Are Massachusetts Liability Waivers Enforceable for Landlords?
| Posted in laws, policy - 0 Comments.
We had believed that no way, no how could a landlord get their tenants or their tenants' guests to waive their right to sue. Well, hold that thought.
We were recently pointed to some articles on the subject that affirmed the broad validity of liability waivers. If you sign a waiver to have your children participate in an event at their school, for instance, you might legally sign away all your rights to sue for a whole range of negligent behavior.
Generally waivers are good for anything less than "gross negligence". They will be upheld in court unless a statute says otherwise. Health clubs, for instance, have had a law made specifically against them (MGL Ch 93 Section 80), so they can't waive claims of negligence.
To our knowledge, landlords haven't had a law made specifically about waivers. We have lots of laws made about us. We cannot ask a tenant to waive away their rights to notice, to have their children live in a lead safe home, or to accept late fees in less than 30 days. You can never get someone to waive a right specifically granted to them by statue.
But there are a few other areas that may not be explicitly covered by the Mass General Laws and could therefore be waived:
- Your guest policy could require waivers for anyone staying at night. Tenant guests are not your tenants and may not be covered under housing laws; could they theoretically waive their right to sue for slips, nuisance, or dog bites?

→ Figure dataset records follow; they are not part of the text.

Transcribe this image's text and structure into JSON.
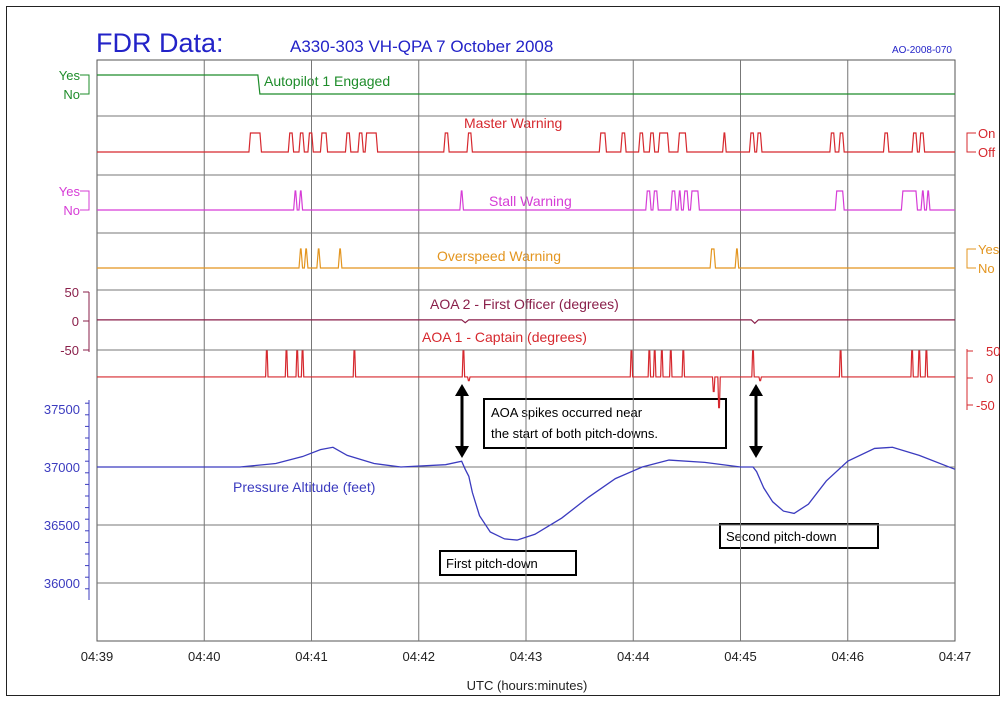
{
  "chart_data": {
    "type": "line",
    "title": "FDR Data:",
    "subtitle": "A330-303  VH-QPA  7 October 2008",
    "report_id": "AO-2008-070",
    "xlabel": "UTC (hours:minutes)",
    "x_ticks": [
      "04:39",
      "04:40",
      "04:41",
      "04:42",
      "04:43",
      "04:44",
      "04:45",
      "04:46",
      "04:47"
    ],
    "colors": {
      "autopilot": "#1e8c2a",
      "master": "#d6282e",
      "stall": "#d63cd6",
      "overspeed": "#e3951f",
      "aoa2": "#8a1f4a",
      "aoa1": "#d6282e",
      "altitude": "#3b3bbf",
      "title": "#2323c8"
    },
    "discrete_series": [
      {
        "name": "Autopilot 1 Engaged",
        "key": "autopilot",
        "labels": [
          "Yes",
          "No"
        ],
        "label_side": "left",
        "high_intervals": [
          [
            "04:39:00",
            "04:40:30"
          ]
        ]
      },
      {
        "name": "Master Warning",
        "key": "master",
        "labels": [
          "On",
          "Off"
        ],
        "label_side": "right",
        "high_intervals": [
          [
            "04:40:25",
            "04:40:32"
          ],
          [
            "04:40:47",
            "04:40:50"
          ],
          [
            "04:40:53",
            "04:40:56"
          ],
          [
            "04:40:58",
            "04:41:01"
          ],
          [
            "04:41:05",
            "04:41:09"
          ],
          [
            "04:41:19",
            "04:41:22"
          ],
          [
            "04:41:26",
            "04:41:29"
          ],
          [
            "04:41:30",
            "04:41:37"
          ],
          [
            "04:42:14",
            "04:42:17"
          ],
          [
            "04:42:27",
            "04:42:30"
          ],
          [
            "04:43:41",
            "04:43:45"
          ],
          [
            "04:43:53",
            "04:43:56"
          ],
          [
            "04:44:03",
            "04:44:06"
          ],
          [
            "04:44:09",
            "04:44:12"
          ],
          [
            "04:44:14",
            "04:44:20"
          ],
          [
            "04:44:25",
            "04:44:30"
          ],
          [
            "04:44:50",
            "04:44:52"
          ],
          [
            "04:45:05",
            "04:45:08"
          ],
          [
            "04:45:09",
            "04:45:12"
          ],
          [
            "04:45:50",
            "04:45:53"
          ],
          [
            "04:45:55",
            "04:45:58"
          ],
          [
            "04:46:20",
            "04:46:23"
          ],
          [
            "04:46:36",
            "04:46:39"
          ],
          [
            "04:46:40",
            "04:46:43"
          ]
        ]
      },
      {
        "name": "Stall Warning",
        "key": "stall",
        "labels": [
          "Yes",
          "No"
        ],
        "label_side": "left",
        "high_intervals": [
          [
            "04:40:50",
            "04:40:52"
          ],
          [
            "04:40:53",
            "04:40:55"
          ],
          [
            "04:42:23",
            "04:42:25"
          ],
          [
            "04:44:07",
            "04:44:10"
          ],
          [
            "04:44:11",
            "04:44:14"
          ],
          [
            "04:44:21",
            "04:44:24"
          ],
          [
            "04:44:25",
            "04:44:27"
          ],
          [
            "04:44:28",
            "04:44:31"
          ],
          [
            "04:44:32",
            "04:44:37"
          ],
          [
            "04:45:53",
            "04:45:58"
          ],
          [
            "04:46:30",
            "04:46:39"
          ],
          [
            "04:46:41",
            "04:46:43"
          ],
          [
            "04:46:44",
            "04:46:46"
          ]
        ]
      },
      {
        "name": "Overspeed Warning",
        "key": "overspeed",
        "labels": [
          "Yes",
          "No"
        ],
        "label_side": "right",
        "high_intervals": [
          [
            "04:40:53",
            "04:40:55"
          ],
          [
            "04:40:56",
            "04:40:58"
          ],
          [
            "04:41:03",
            "04:41:05"
          ],
          [
            "04:41:15",
            "04:41:17"
          ],
          [
            "04:44:43",
            "04:44:46"
          ],
          [
            "04:44:57",
            "04:44:59"
          ]
        ]
      }
    ],
    "aoa2": {
      "name": "AOA 2 - First Officer (degrees)",
      "key": "aoa2",
      "y_ticks": [
        "50",
        "0",
        "-50"
      ],
      "ylim": [
        -50,
        50
      ],
      "baseline": 2,
      "points": [
        [
          "04:39:00",
          2
        ],
        [
          "04:42:24",
          2
        ],
        [
          "04:42:26",
          -3
        ],
        [
          "04:42:28",
          2
        ],
        [
          "04:45:06",
          2
        ],
        [
          "04:45:08",
          -4
        ],
        [
          "04:45:10",
          2
        ],
        [
          "04:47:00",
          2
        ]
      ]
    },
    "aoa1": {
      "name": "AOA 1 - Captain (degrees)",
      "key": "aoa1",
      "y_ticks": [
        "50",
        "0",
        "-50"
      ],
      "ylim": [
        -50,
        50
      ],
      "baseline": 2,
      "spikes": [
        [
          "04:40:35",
          50
        ],
        [
          "04:40:46",
          50
        ],
        [
          "04:40:52",
          50
        ],
        [
          "04:40:55",
          50
        ],
        [
          "04:41:24",
          50
        ],
        [
          "04:42:25",
          50
        ],
        [
          "04:43:59",
          50
        ],
        [
          "04:44:09",
          50
        ],
        [
          "04:44:12",
          50
        ],
        [
          "04:44:16",
          50
        ],
        [
          "04:44:21",
          50
        ],
        [
          "04:44:28",
          50
        ],
        [
          "04:45:07",
          50
        ],
        [
          "04:45:56",
          50
        ],
        [
          "04:46:36",
          50
        ],
        [
          "04:46:40",
          50
        ],
        [
          "04:46:44",
          50
        ]
      ],
      "dips": [
        [
          "04:42:28",
          -5
        ],
        [
          "04:44:45",
          -25
        ],
        [
          "04:44:48",
          -55
        ],
        [
          "04:45:11",
          -5
        ]
      ]
    },
    "altitude": {
      "name": "Pressure Altitude (feet)",
      "key": "altitude",
      "y_ticks": [
        "37500",
        "37000",
        "36500",
        "36000"
      ],
      "ylim": [
        35500,
        37600
      ],
      "points": [
        [
          "04:39:00",
          37000
        ],
        [
          "04:40:20",
          37000
        ],
        [
          "04:40:40",
          37030
        ],
        [
          "04:40:55",
          37090
        ],
        [
          "04:41:05",
          37150
        ],
        [
          "04:41:12",
          37170
        ],
        [
          "04:41:20",
          37100
        ],
        [
          "04:41:35",
          37030
        ],
        [
          "04:41:50",
          37000
        ],
        [
          "04:42:15",
          37020
        ],
        [
          "04:42:24",
          37050
        ],
        [
          "04:42:26",
          36980
        ],
        [
          "04:42:28",
          36920
        ],
        [
          "04:42:30",
          36780
        ],
        [
          "04:42:34",
          36580
        ],
        [
          "04:42:40",
          36440
        ],
        [
          "04:42:48",
          36380
        ],
        [
          "04:42:55",
          36370
        ],
        [
          "04:43:05",
          36420
        ],
        [
          "04:43:20",
          36560
        ],
        [
          "04:43:35",
          36740
        ],
        [
          "04:43:50",
          36900
        ],
        [
          "04:44:05",
          37000
        ],
        [
          "04:44:20",
          37060
        ],
        [
          "04:44:40",
          37040
        ],
        [
          "04:45:00",
          37000
        ],
        [
          "04:45:07",
          37000
        ],
        [
          "04:45:09",
          36960
        ],
        [
          "04:45:13",
          36820
        ],
        [
          "04:45:18",
          36700
        ],
        [
          "04:45:24",
          36620
        ],
        [
          "04:45:30",
          36600
        ],
        [
          "04:45:38",
          36680
        ],
        [
          "04:45:48",
          36880
        ],
        [
          "04:46:00",
          37050
        ],
        [
          "04:46:15",
          37160
        ],
        [
          "04:46:25",
          37170
        ],
        [
          "04:46:40",
          37100
        ],
        [
          "04:47:00",
          36980
        ]
      ]
    },
    "annotations": {
      "aoa_spikes": "AOA spikes occurred near the start of both pitch-downs.",
      "aoa_spikes_line1": "AOA spikes occurred near",
      "aoa_spikes_line2": "the start of both pitch-downs.",
      "first_pitch_down": "First pitch-down",
      "second_pitch_down": "Second pitch-down"
    },
    "grid": true
  }
}
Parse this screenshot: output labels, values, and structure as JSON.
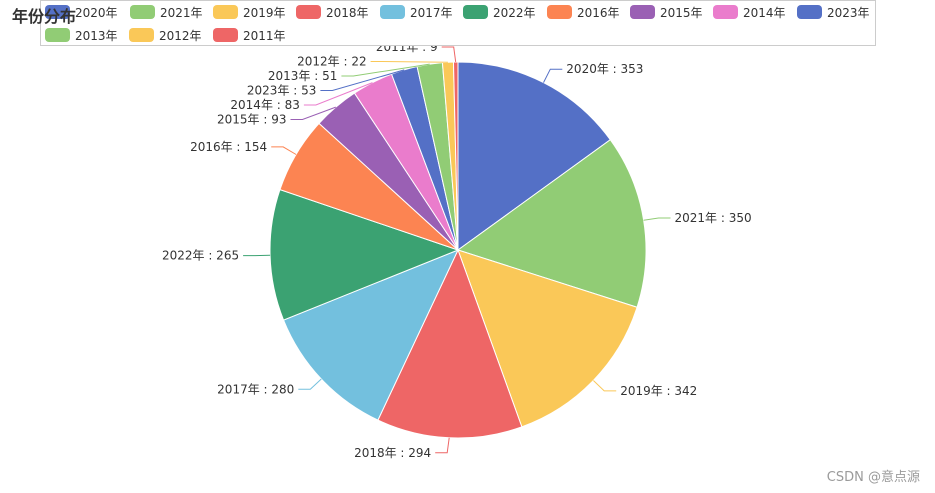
{
  "chart_data": {
    "type": "pie",
    "title": "年份分布",
    "categories": [
      "2020年",
      "2021年",
      "2019年",
      "2018年",
      "2017年",
      "2022年",
      "2016年",
      "2015年",
      "2014年",
      "2023年",
      "2013年",
      "2012年",
      "2011年"
    ],
    "values": [
      353,
      350,
      342,
      294,
      280,
      265,
      154,
      93,
      83,
      53,
      51,
      22,
      9
    ],
    "colors": [
      "#5470c6",
      "#91cc75",
      "#fac858",
      "#ee6666",
      "#73c0de",
      "#3ba272",
      "#fc8452",
      "#9a60b4",
      "#ea7ccc",
      "#5470c6",
      "#91cc75",
      "#fac858",
      "#ee6666"
    ],
    "label_format": "{name} : {value}",
    "legend_position": "top"
  },
  "watermark": "CSDN @意点源"
}
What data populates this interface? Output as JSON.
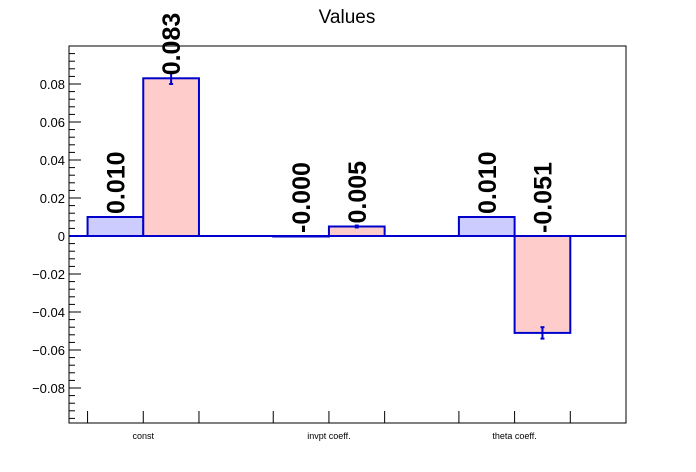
{
  "chart_data": {
    "type": "bar",
    "title": "Values",
    "categories": [
      "const",
      "invpt coeff.",
      "theta coeff."
    ],
    "ylim": [
      -0.1,
      0.1
    ],
    "yticks": [
      -0.08,
      -0.06,
      -0.04,
      -0.02,
      0,
      0.02,
      0.04,
      0.06,
      0.08
    ],
    "ytick_labels": [
      "−0.08",
      "−0.06",
      "−0.04",
      "−0.02",
      "0",
      "0.02",
      "0.04",
      "0.06",
      "0.08"
    ],
    "grid": false,
    "legend": "none",
    "series": [
      {
        "color": "#ccccff",
        "values": [
          0.01,
          -0.0001,
          0.01
        ],
        "errors": [
          0,
          0,
          0
        ],
        "labels": [
          "0.010",
          "-0.000",
          "0.010"
        ]
      },
      {
        "color": "#ffcccc",
        "values": [
          0.083,
          0.005,
          -0.051
        ],
        "errors": [
          0.003,
          0.0005,
          0.003
        ],
        "labels": [
          "0.083",
          "0.005",
          "-0.051"
        ]
      }
    ],
    "outline_color": "#0000cc"
  }
}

- Your lease package could require a waiver in exchange for a job at the building. For instance, if you rent to a contractor who agrees to maintain the yard through his business, you might be able to get his business to indemnify you if he cuts off his toes while mowing. Keep in mind that because there is a law about unemployment insurance, this would not fly if you were employing an individual and not a company.
Bear in mind that we are not attorneys and we haven't vetted these ideas with attorneys. But it seems like there may be something to explore if you're concerned about reducing your exposure. If you use waivers, let us know!